- Indirect grilling
- 4 to 8 hours for curing the meat (optional); also, allow yourself about 6 hours cooking time
- 6 cups hickory or mesquite chips or chunks, soaked for 1 hour in cold water to cover and drained
- 1 beef brisket (5 to 6 pounds), with a layer of fat at least 1/4 inch thick, preferably 1/2 inch thick
- 1 tablespoon coarse salt (kosher or sea)
- 1 tablespoon chili powder
- 2 teaspoons sugar
- 1 teaspoon freshly ground black pepper
- 1 teaspoon ground cumin
1. Rinse the brisket under cold running water and blot it dry with paper towels.
2. Combine the salt, chili powder, sugar, pepper, and cumin in a bowl and toss with your fingers to mix. Rub the spice mixture on the brisket on all sides. If you have time, wrap the brisket in plastic and let it cure, in the refrigerator, for 4 to 8 hours (or even overnight), but don’t worry if you don’t have time for this—it will be plenty flavorful, even if you cook it right away.
3. Set up a charcoal grill for indirect grilling and preheat it to low. No drip pan is necessary for this recipe.
4. When ready to cook, toss 1 1/2 cups of the wood chips on the coals (3/4 cup per side). Place the brisket, fat side up, in an aluminum foil pan (or make a pan with a double sheet of heavy duty aluminum foil). Place the pan in the center of the hot grate, away from the heat. Cover the grill.
5. Smoke cook the brisket until tender enough to shred with your fingers; 6 hours will likely do it, but it may take as long as 8 (the cooking time will depend on the size of the brisket and heat of the grill). Baste the brisket from time to time with the fat and juices that accumulate in the pan. You’ll need to add 10 to 12 fresh coals to each side every hour and toss more wood chips on the fresh coals; add about 3/4 cup chips per side every time you replenish the coals during the first 3 hours.
6. Remove the brisket pan from the grill and let rest for 15 minutes. Transfer the brisket to a cutting board and thinly slice it across the grain, using a sharp knife, electric knife, or cleaver. Transfer the sliced meat to a platter, pour the pan juices on top, and serve at once.

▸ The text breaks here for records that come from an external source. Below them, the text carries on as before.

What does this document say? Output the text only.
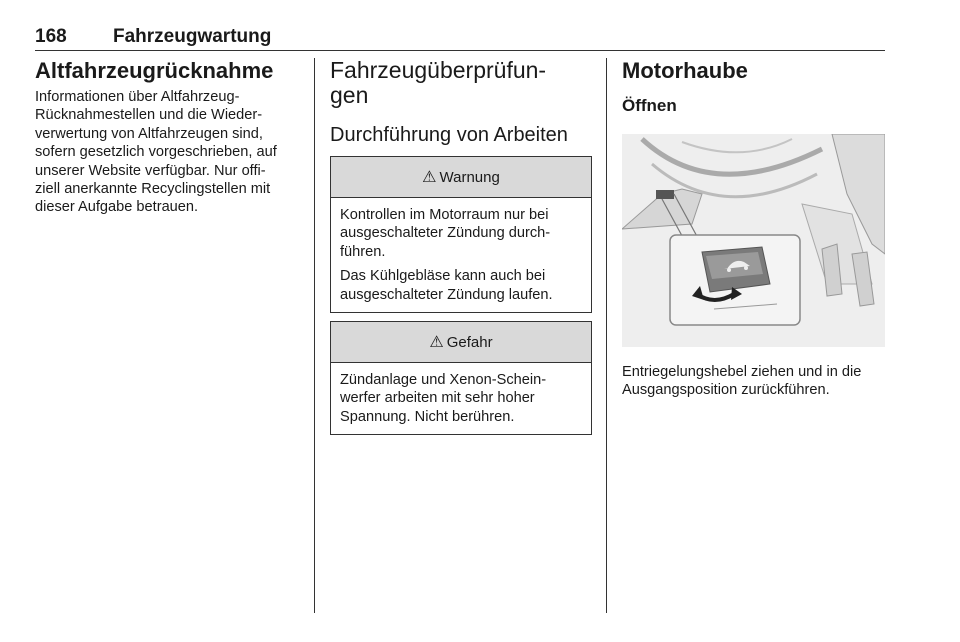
168 Fahrzeugwartung
Altfahrzeugrücknahme

Informationen über Altfahrzeug-
Rücknahmestellen und die Wieder-
verwertung von Altfahrzeugen sind,
sofern gesetzlich vorgeschrieben, auf
unserer Website verfügbar. Nur offi-
ziell anerkannte Recyclingstellen mit
dieser Aufgabe betrauen.

Fahrzeugüberprüfun-
gen
Durchführung von Arbeiten
⚠ Warnung

Kontrollen im Motorraum nur bei
ausgeschalteter Zündung durch-
führen.

Das Kühlgebläse kann auch bei
ausgeschalteter Zündung laufen.

⚠ Gefahr

Zündanlage und Xenon-Schein-
werfer arbeiten mit sehr hoher
Spannung. Nicht berühren.

Motorhaube
Öffnen

Entriegelungshebel ziehen und in die
Ausgangsposition zurückführen.
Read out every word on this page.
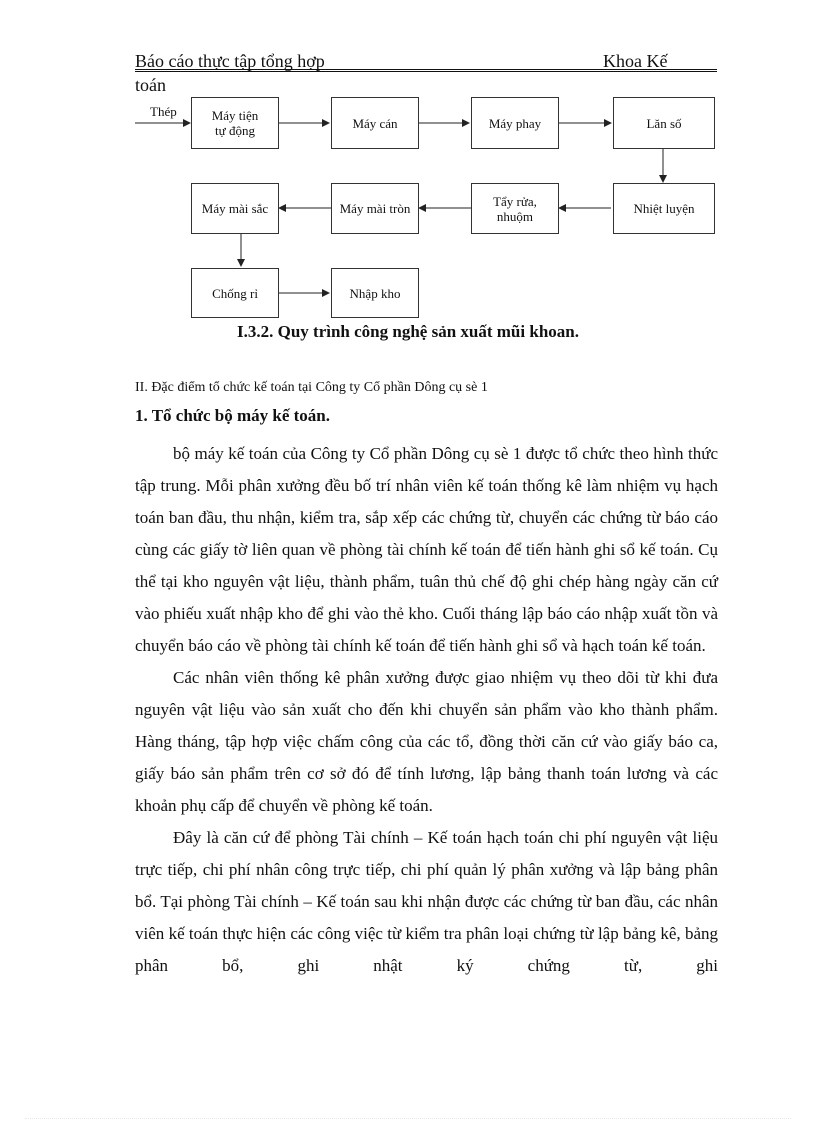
Báo cáo thực tập tổng hợp	Khoa Kế
toán
Thép	Máy tiện
tự động	Máy cán	Máy phay	Lăn số
Nhiệt luyện
Tẩy rửa,
nhuộm
Máy mài tròn
Máy mài sắc
Chống rỉ	Nhập kho
I.3.2. Quy trình công nghệ sản xuất mũi khoan.
II. Đặc điểm tổ chức kế toán tại Công ty Cổ phần Dông cụ sè 1
1. Tổ chức bộ máy kế toán.

bộ máy kế toán của Công ty Cổ phần Dông cụ sè 1 được tổ chức theo hình thức tập trung. Mỗi phân xưởng đều bố trí nhân viên kế toán thống kê làm nhiệm vụ hạch toán ban đầu, thu nhận, kiểm tra, sắp xếp các chứng từ, chuyển các chứng từ báo cáo cùng các giấy tờ liên quan về phòng tài chính kế toán để tiến hành ghi sổ kế toán. Cụ thể tại kho nguyên vật liệu, thành phẩm, tuân thủ chế độ ghi chép hàng ngày căn cứ vào phiếu xuất nhập kho để ghi vào thẻ kho. Cuối tháng lập báo cáo nhập xuất tồn và chuyển báo cáo về phòng tài chính kế toán để tiến hành ghi sổ và hạch toán kế toán.

Các nhân viên thống kê phân xưởng được giao nhiệm vụ theo dõi từ khi đưa nguyên vật liệu vào sản xuất cho đến khi chuyển sản phẩm vào kho thành phẩm. Hàng tháng, tập hợp việc chấm công của các tổ, đồng thời căn cứ vào giấy báo ca, giấy báo sản phẩm trên cơ sở đó để tính lương, lập bảng thanh toán lương và các khoản phụ cấp để chuyển về phòng kế toán.

Đây là căn cứ để phòng Tài chính – Kế toán hạch toán chi phí nguyên vật liệu trực tiếp, chi phí nhân công trực tiếp, chi phí quản lý phân xưởng và lập bảng phân bổ. Tại phòng Tài chính – Kế toán sau khi nhận được các chứng từ ban đầu, các nhân viên kế toán thực hiện các công việc từ kiểm tra phân loại chứng từ lập bảng kê, bảng phân bổ, ghi nhật ký chứng từ, ghi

Barbecue Sauce, the Texas Way
The best Texas-style barbecue sauce combines the sweetness of Kansas City–style tomato sauces with the mouth-puckering tartness of a North Carolina vinegar sauce. I’ve come up with my own version—mix together equal parts of the Basic Barbecue Sauce and the North Carolina Vinegar Sauce . Serve this with barbecued brisket. For a really good sauce, add some meat drippings or a little chopped brisket.